In the real world where most of us struggle through life without the aid of a Hollywood screenwriter, love is more complex, especially for gay guys. Finding a man you want to keep for more than 10 days is a challenge, and keeping the man you want can be equally difficult. There's a catch-22 quality to much of the available advice: Act too needy and he'll run for fear of being smothered. Act too cool and he'll flee for fear that you don't love him. But some advice is so practical, it can't go wrong. So, for my fellow gay guys hoping to keep a guy for at least 10 days, I offer the following pointers:
Change Your Underwear: Whether you're a butch in briefs or a fem who favors women's panties, you should have a fresh, clean pair to slip into everyday. Unless your man has a fetish for undergarments that reek of your perspiration and other bodily fluids, he'll likely bypass the headache he claims to have when he's not in the mood and feign an inoperable brain tumor instead. If you expect him to put his mouth on your genitals, and if he loves you he'll want to do that, you want that area to always be as inviting as possible. Keep it clean, and keep the garments that cover them clean as well.
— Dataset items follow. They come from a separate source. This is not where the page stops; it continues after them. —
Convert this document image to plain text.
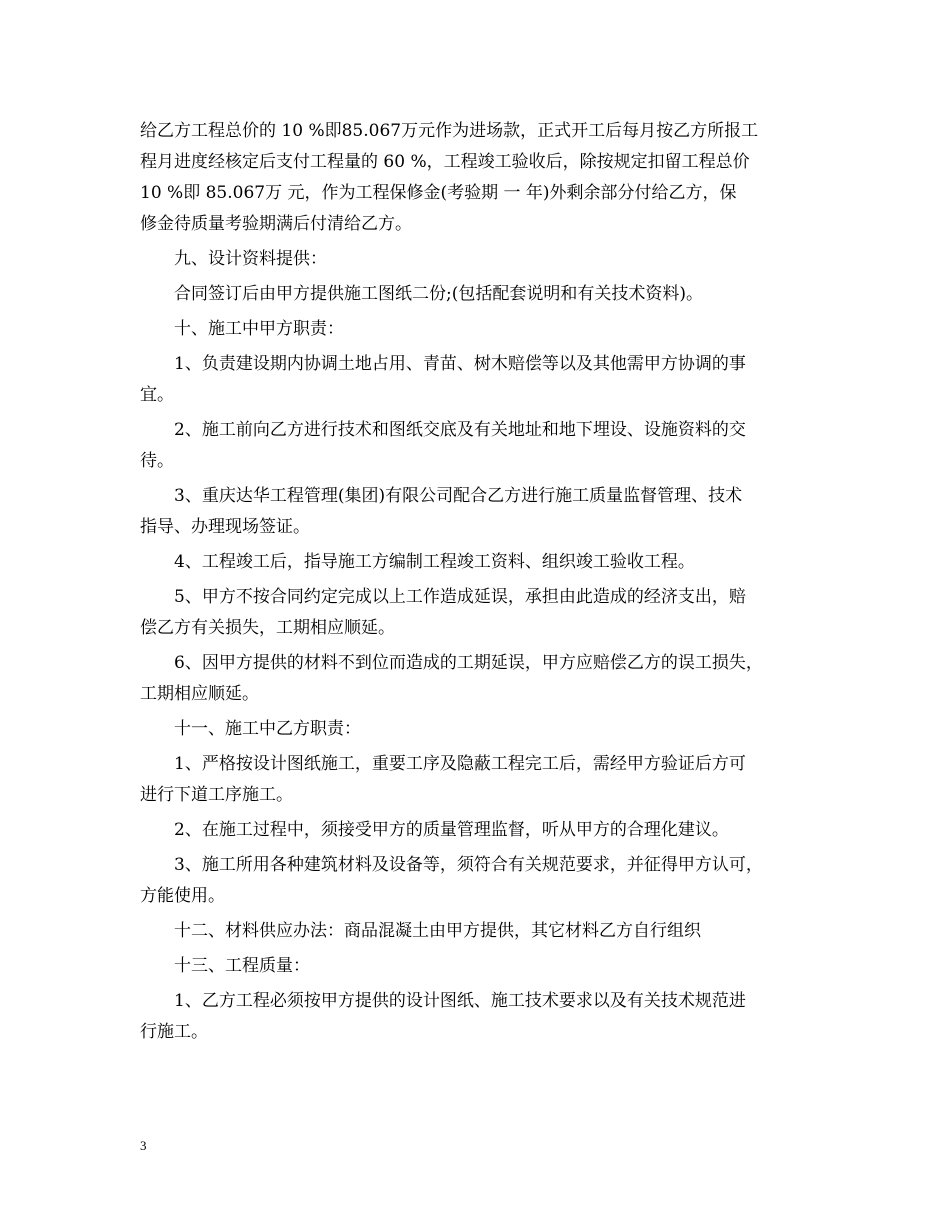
给乙方工程总价的 10 %即85.067万元作为进场款，正式开工后每月按乙方所报工
程月进度经核定后支付工程量的 60 %，工程竣工验收后，除按规定扣留工程总价
10 %即 85.067万 元，作为工程保修金(考验期 一 年)外剩余部分付给乙方，保
修金待质量考验期满后付清给乙方。
九、设计资料提供：
合同签订后由甲方提供施工图纸二份;(包括配套说明和有关技术资料)。
十、施工中甲方职责：
1、负责建设期内协调土地占用、青苗、树木赔偿等以及其他需甲方协调的事
宜。
2、施工前向乙方进行技术和图纸交底及有关地址和地下埋设、设施资料的交
待。
3、重庆达华工程管理(集团)有限公司配合乙方进行施工质量监督管理、技术
指导、办理现场签证。
4、工程竣工后，指导施工方编制工程竣工资料、组织竣工验收工程。
5、甲方不按合同约定完成以上工作造成延误，承担由此造成的经济支出，赔
偿乙方有关损失，工期相应顺延。
6、因甲方提供的材料不到位而造成的工期延误，甲方应赔偿乙方的误工损失，
工期相应顺延。
十一、施工中乙方职责：
1、严格按设计图纸施工，重要工序及隐蔽工程完工后，需经甲方验证后方可
进行下道工序施工。
2、在施工过程中，须接受甲方的质量管理监督，听从甲方的合理化建议。
3、施工所用各种建筑材料及设备等，须符合有关规范要求，并征得甲方认可，
方能使用。
十二、材料供应办法：商品混凝土由甲方提供，其它材料乙方自行组织
十三、工程质量：
1、乙方工程必须按甲方提供的设计图纸、施工技术要求以及有关技术规范进
行施工。
3
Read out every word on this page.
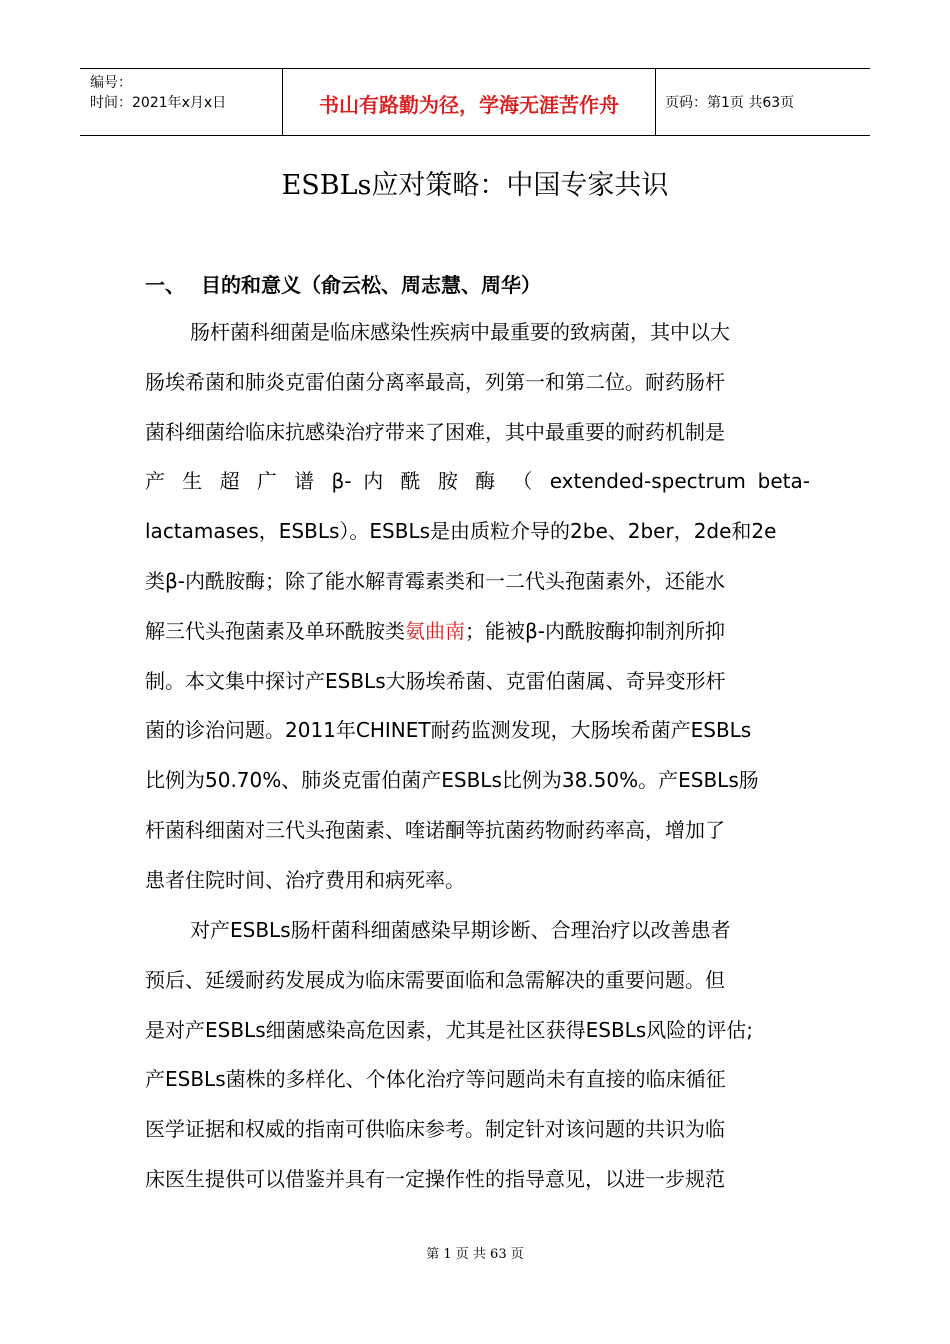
编号：
时间：2021年x月x日	书山有路勤为径，学海无涯苦作舟	页码：第1页 共63页
ESBLs应对策略：中国专家共识
一、 目的和意义（俞云松、周志慧、周华）
肠杆菌科细菌是临床感染性疾病中最重要的致病菌，其中以大
肠埃希菌和肺炎克雷伯菌分离率最高，列第一和第二位。耐药肠杆
菌科细菌给临床抗感染治疗带来了困难，其中最重要的耐药机制是
产 生 超 广 谱 β- 内 酰 胺 酶 （ extended-spectrum beta-
lactamases，ESBLs）。ESBLs是由质粒介导的2be、2ber，2de和2e
类β-内酰胺酶；除了能水解青霉素类和一二代头孢菌素外，还能水
解三代头孢菌素及单环酰胺类氨曲南；能被β-内酰胺酶抑制剂所抑
制。本文集中探讨产ESBLs大肠埃希菌、克雷伯菌属、奇异变形杆
菌的诊治问题。2011年CHINET耐药监测发现，大肠埃希菌产ESBLs
比例为50.70%、肺炎克雷伯菌产ESBLs比例为38.50%。产ESBLs肠
杆菌科细菌对三代头孢菌素、喹诺酮等抗菌药物耐药率高，增加了
患者住院时间、治疗费用和病死率。
对产ESBLs肠杆菌科细菌感染早期诊断、合理治疗以改善患者
预后、延缓耐药发展成为临床需要面临和急需解决的重要问题。但
是对产ESBLs细菌感染高危因素，尤其是社区获得ESBLs风险的评估;
产ESBLs菌株的多样化、个体化治疗等问题尚未有直接的临床循征
医学证据和权威的指南可供临床参考。制定针对该问题的共识为临
床医生提供可以借鉴并具有一定操作性的指导意见，以进一步规范
第 1 页 共 63 页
Be Tidy: One of the most popular stereotypes about gay guys is that we're impeccably neat, always fluttering about with feather dusters to wage war against the slightest sign of untidiness. Some of us are exactly like that, but many gay men are interchangeable with the heterosexual slob in need of a gay makeover on Queer Eye for the Straight Guy. Again, unless your man has a fetish for dirty socks and achieves a transcendental bliss from sniffing them, wash them and tuck them away in a drawer. Don't leave them scattered throughout your house or apartment unless you're performing a striptease as a prelude to lovemaking. Keep crumbs off the table and especially off the bed. No man wants to be distracted from his orgasm by the piercing, painful remnant of the peanut butter cracker you ate in bed the night before when your only companion was a rerun of "The Golden Girls." And don't let dirty dishes pile up in the sink. Your guy may think you're expecting him to wash them for you. If he aspires to be a domestic goddess, perhaps he will, but don't make assumptions so early in the relationship.
Be Patient: It's your first date and you've been lucky enough to bring him home. Instead of chit-chat or nibbling on his earlobes, you bring out the photo album. As you show him snapshots of everything from you kindergarten graduation party to relatives so distant they might be Adam and Eve, he may feel a chill, the kind inspired by a spooky ghost story. He starts to sense that there is no future with you, only a past sealed beneath the plastic pages of your Kodachrome cemetery. Not only are you bringing him too deeply into your life at a time when you're still getting acquainted, you may be depressing him with all your memories of bygone days that are never to return. Focus on him - and you - and the present. Only when it's clear the two of you have a future together should you start to share your past.
Don't Stagnate: If you've only recently come out, it's understandable that your homosexuality will dominate your life. It will ALWAYS dominate your life, but don't think that the only thing you need to have in common with the men you find attractive is your sexual orientation. Being gay is great. But what else are you? A movie fan? A history buff? A stamp collector? A political activist? Even if he doesn't share your interests, if he finds your interests interesting, the more interested he'll be in sticking around.
If you follow the above advice, I can't guarantee that you still won't lose a guy in 10 day, but the 10 days that you do have him will likely be ones to remember with a smile. Even if he's not the man you want to spend your life with, he may know the guy who is. Don't blow your references. Then again, that may be the surest way to keep him around.